DP: No entanto, ainda somos um país com uma taxa de analfabetismo acentuada…
AQ: Trata-se de um mito e embora existam casos mais complicados é precisamente aqui que devemos concentrar esforços reforçados. O facto de uma pessoa saber pouco de determinadas áreas da medicina não implica imaturidade. Devem respeitar-se a inteligência emocional e a sua autonomia, permitindo à pessoa participar do seu próprio tratamento.
DP: O que falta para haver mais investigação associada à medicina dentária em Portugal?
AQ: Não sei se em Portugal tem diminuído o interesse pela investigação na medicina dentária, mas sei, isso sim, que há muita investigação em curso sobre novos materiais. No Instituto Nacional de Engenharia Biomédica da Universidade do Porto (UP) há pessoas a trabalhar em novas formas de substituir o osso ou reconstruí-lo usando células estaminais e fórmulas muito avançadas de elaboração de novos materiais. Considero também que importa estimular as ligações da medicina dentária com a engenharia, uma vez que em medicina nem tudo é engenharia, ao passo que em medicina dentária os meus poucos conhecimentos dizem-me que há muita coisa relacionada com as estruturas, com a engenharia, com a forma como se distribuem as forças e com a forma como se aplicam os aparelhos.
DP: Em entrevista referiu que precisa de um desafio de 20 em 20 anos. Há 20 anos criou o Instituto de Biologia Molecular e Celular (IBMC), o que se segue agora?
AQ: Adoro a docência e vou continuar a fazê-lo, principalmente aos alunos de primeiro ano. Claro que ainda gostaria de dedicar-me à arquitectura, à bioética e até explorar novos países. Estou satisfeito de ter ainda a capacidade de largar algo que funciona bem e deixá-lo aos mais novos. Fui também eleito para a Assembleia Municipal da câmara do Porto, que se exibe como o meu desafio mais imediato.
DP: Com este cargo, que espera fazer pelo Porto?
AQ: Tem a ver com o meu desejo de amadurecer as pessoas, responsabilizá-las e despertá-las para o uso do conhecimento disponível, de modo mais produtivo e satisfatório.

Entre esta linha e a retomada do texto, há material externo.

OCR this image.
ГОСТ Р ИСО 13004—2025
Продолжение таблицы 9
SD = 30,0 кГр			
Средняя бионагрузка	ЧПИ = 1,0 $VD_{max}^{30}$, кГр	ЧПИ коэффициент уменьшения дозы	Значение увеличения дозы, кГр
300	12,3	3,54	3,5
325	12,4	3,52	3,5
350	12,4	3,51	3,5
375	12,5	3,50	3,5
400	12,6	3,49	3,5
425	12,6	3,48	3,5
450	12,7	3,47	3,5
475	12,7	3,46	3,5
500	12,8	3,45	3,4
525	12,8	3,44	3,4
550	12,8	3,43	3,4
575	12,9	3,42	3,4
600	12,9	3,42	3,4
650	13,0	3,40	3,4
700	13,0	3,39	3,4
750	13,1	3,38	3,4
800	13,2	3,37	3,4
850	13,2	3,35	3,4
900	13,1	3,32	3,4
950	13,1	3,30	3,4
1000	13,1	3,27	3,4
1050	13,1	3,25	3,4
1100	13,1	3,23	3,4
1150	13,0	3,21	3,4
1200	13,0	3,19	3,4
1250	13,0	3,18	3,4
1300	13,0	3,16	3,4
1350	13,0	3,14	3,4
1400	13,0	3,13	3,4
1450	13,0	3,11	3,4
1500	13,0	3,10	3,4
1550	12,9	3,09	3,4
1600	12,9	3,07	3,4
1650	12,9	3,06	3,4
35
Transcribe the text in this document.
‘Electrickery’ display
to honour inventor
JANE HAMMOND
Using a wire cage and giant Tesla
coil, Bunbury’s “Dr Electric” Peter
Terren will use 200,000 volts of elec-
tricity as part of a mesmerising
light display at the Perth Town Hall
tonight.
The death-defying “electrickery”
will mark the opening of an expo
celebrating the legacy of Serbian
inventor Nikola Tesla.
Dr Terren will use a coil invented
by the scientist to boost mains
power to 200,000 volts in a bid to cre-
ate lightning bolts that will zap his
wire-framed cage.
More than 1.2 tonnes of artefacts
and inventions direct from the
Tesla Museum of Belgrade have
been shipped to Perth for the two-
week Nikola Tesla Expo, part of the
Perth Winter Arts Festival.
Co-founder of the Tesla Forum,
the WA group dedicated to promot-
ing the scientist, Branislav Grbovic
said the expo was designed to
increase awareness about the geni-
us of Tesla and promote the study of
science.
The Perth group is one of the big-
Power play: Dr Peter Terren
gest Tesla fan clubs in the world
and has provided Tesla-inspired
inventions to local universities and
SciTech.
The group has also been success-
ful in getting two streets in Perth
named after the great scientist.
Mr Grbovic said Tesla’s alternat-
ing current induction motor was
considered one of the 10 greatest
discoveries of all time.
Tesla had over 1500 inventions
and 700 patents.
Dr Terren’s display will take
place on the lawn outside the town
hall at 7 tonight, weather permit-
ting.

Na minha vida sempre apostei na curiosidade e nas paixões e admito que o Porto precisa de mais bibliotecas, com voluntários da terceira idade, por exemplo, que apoiem um funcionamento mais alargado. O conhecimento de pessoas, como as que trabalham aqui nos laboratórios e outros centros de investigação, devia fazer parte do nosso dia-a-dia e não só os carros e o futebol. Esta interacção faz-nos, a nós cientistas, aprender coisas fabulosas de pessoas que não se relacionam com as áreas em que estamos envolvidos. Acredito mais no prazer do conhecimento do que no prazer da excitação. No fundo, quero fazer cair as barreiras que separam o instituto do café.
Alexandre Tiedke Quintanilha nasce a 9 de Agosto de 1945 em Moçambique. Completa os estudos superiores na África do Sul, licenciando-se em 1968 em Física Teórica pela Universidade de Witwatersrand, e perfaz, igualmente, o doutoramento em Física do Estado Sólido, no ano de 1972. Muda-se para os EUA, onde integra a Universidade da Califórnia em Berkeley. Aí junta-se ao Lawrence Berkeley National Laboratory e é convidado para dirigir um novo centro para o estudo do impacto ambiental da tecnologia, tornando-se director adjunto da divisão de Energia e Ambiente entre 1983 e 1990. Em 1991, é nomeado director do Centro de Citologia Experimental e professor no Instituto de Ciências Biomédicas Abel Salazar da UP. Hoje, a par da docência, coordena o IBMC, instituto portuense que co-fundou. Ao longo da sua vida publica mais de 90 artigos em diferentes publicações científicas, nas quais colaborou também como editor.